The next part of the video discusses the application of the joint allocation to string types (of course the JointAllocator example I give above is trivially extended to support std::string members) along with some other memory related optimizations. As Jonathan points out, it's perfectly possible to make a string type that implements some of the additional optimizations he describes (I've seen them in use). I think it's a little disingenuous to dismiss such implementations as "probably totally crazy balls". There's plenty of production code that implements these kinds of systems and again, we should be comparing the library implementation of such facilities to the implementation of a custom compiler that performs these optimizations.

Jonathan rightly points out on a number of occasions that implementing a compiler is not such an impossible task for a competent programmer. He seems to think that implementing good C++ libraries is somehow a much more difficult task however. I disagree with him on that second part - I think a programmer capable of implementing a compiler with the sort of functionality he is describing in his videos is probably perfectly capable of implementing many of the same sorts of features in a C++ library. Depending on the particular problem being solved, one or the other approach may be simpler to implement or be more usable for end users but writing a useful C++ library seems a more tractable, modular and approachable task to me than designing a new language and implementing a new compiler for it, or even than designing and integrating a new language feature to an existing compiler.
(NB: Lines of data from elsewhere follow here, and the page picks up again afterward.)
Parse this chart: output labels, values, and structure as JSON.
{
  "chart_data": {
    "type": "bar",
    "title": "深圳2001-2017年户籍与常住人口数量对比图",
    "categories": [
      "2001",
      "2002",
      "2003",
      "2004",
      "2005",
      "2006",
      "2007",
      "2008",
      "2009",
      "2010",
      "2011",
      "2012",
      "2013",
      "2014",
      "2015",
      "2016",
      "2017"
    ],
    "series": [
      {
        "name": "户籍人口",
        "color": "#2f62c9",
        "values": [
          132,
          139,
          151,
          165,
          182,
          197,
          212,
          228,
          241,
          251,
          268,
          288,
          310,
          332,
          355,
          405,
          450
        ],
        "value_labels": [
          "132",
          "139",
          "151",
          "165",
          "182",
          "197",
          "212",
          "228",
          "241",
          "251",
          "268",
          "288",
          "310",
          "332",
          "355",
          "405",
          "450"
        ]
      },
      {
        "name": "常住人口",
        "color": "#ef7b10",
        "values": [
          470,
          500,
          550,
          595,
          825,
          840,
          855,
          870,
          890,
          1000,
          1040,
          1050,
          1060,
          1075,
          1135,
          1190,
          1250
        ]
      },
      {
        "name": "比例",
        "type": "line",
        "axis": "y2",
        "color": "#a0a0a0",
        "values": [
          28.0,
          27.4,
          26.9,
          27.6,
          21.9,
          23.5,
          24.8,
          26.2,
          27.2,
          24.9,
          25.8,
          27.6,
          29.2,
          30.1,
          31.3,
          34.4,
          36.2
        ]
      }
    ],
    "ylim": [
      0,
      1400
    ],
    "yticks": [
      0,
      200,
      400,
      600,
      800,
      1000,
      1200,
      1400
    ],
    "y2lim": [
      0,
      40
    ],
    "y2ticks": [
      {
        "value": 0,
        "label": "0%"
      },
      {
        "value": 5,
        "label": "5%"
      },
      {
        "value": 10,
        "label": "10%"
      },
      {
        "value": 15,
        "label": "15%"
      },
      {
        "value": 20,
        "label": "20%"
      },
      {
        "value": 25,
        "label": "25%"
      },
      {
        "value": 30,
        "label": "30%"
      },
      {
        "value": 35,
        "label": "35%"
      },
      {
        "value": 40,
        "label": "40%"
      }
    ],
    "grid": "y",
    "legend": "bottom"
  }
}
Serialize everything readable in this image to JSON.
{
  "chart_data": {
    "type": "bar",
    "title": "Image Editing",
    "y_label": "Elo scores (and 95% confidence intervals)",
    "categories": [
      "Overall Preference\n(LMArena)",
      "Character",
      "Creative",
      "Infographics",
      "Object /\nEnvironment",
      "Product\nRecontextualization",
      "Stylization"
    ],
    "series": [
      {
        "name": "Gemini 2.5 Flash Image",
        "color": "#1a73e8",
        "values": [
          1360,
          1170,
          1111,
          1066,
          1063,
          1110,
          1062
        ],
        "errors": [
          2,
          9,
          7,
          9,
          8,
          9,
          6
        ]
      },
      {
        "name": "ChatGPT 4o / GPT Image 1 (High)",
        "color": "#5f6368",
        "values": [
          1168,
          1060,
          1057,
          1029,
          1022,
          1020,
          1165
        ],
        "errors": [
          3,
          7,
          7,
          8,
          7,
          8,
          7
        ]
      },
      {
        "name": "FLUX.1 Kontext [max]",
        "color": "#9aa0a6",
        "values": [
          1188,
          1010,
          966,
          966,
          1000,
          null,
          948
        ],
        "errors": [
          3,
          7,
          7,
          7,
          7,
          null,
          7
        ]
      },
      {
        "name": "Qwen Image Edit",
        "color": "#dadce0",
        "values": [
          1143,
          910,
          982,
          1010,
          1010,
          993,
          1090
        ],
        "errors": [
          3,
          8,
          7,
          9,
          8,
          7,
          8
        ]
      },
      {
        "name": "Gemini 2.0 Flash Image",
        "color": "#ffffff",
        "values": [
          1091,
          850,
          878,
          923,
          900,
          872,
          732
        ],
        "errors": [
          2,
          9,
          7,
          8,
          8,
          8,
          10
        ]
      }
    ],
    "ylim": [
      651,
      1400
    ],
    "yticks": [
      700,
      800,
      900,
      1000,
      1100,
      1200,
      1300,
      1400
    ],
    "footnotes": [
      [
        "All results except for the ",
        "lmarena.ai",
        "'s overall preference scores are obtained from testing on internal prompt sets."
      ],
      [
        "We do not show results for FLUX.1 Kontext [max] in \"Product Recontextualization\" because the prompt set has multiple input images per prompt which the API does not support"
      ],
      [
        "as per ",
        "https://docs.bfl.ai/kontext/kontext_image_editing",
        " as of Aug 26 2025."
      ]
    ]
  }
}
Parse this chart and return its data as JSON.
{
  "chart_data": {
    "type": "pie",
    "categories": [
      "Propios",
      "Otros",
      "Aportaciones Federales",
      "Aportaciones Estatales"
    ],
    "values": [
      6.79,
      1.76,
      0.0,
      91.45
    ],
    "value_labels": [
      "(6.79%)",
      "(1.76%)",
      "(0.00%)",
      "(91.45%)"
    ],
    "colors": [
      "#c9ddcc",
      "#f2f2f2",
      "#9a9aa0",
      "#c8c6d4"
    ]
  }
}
Jonathan next claims the ideas he's been discussing are "the type of thing hardly anyone in language design is thinking about". I think we've demonstrated already here that the C++ committee are thinking about these kinds of things both at the language and library design level. They're also actively soliciting input from the game development community! The new C++11 allocator model, the new C++14 wording on coalescing allocations, the string_view proposal and many more accepted and propsed C++ language and library features address exactly these kinds of things!

Other stuff

Let's skip through a few other issues raised quickly:

  • "no god damn header files" - agreed, again see Modules
  • "Refactorability": see the work that clang/LLVM is doing to make it easier to build automated refactoring tools for C++ (I'll address some specific points further in a future post, but dismissing the existing solution to the specific problem mentioned of using references is unconvincing)
  • "Optional Types": again, see std::optional
  • "Concurrency": see the massive amount of work coming out of the Concurrency Study Group SG1, this is by no means a unique problem to games
  • "implicit type conversions": see uniform initialization syntax (no narrowing conversions), crank up your compiler warning level, use static analysis tools
  • "named argument passing": A proposal for named arguments for C++
  • "Can introspect and serialize": see the work coming out of the Reflection Study Group SG7
  • "The program specifies how to build it.": Ok, I'll give him this one :) All compilers I know of can already accept multiple .cpp files as arguments to one invocation though!
  • "permissive license": is there a specific thing he doesn't like about the clang/LLVM license?
  • Sized integer types: cstdint header.
  • "Nested comments": I'm not sure if there's a good reason this isn't supported, you can always submit a proposal.
  • "a better preprocessor": C++11 gave us constexpr for compile time function evaluation and C++14 generalized it. There's very few remaining situations in C++ where you need the preprocessor, other than #include and stringizing / token pasting.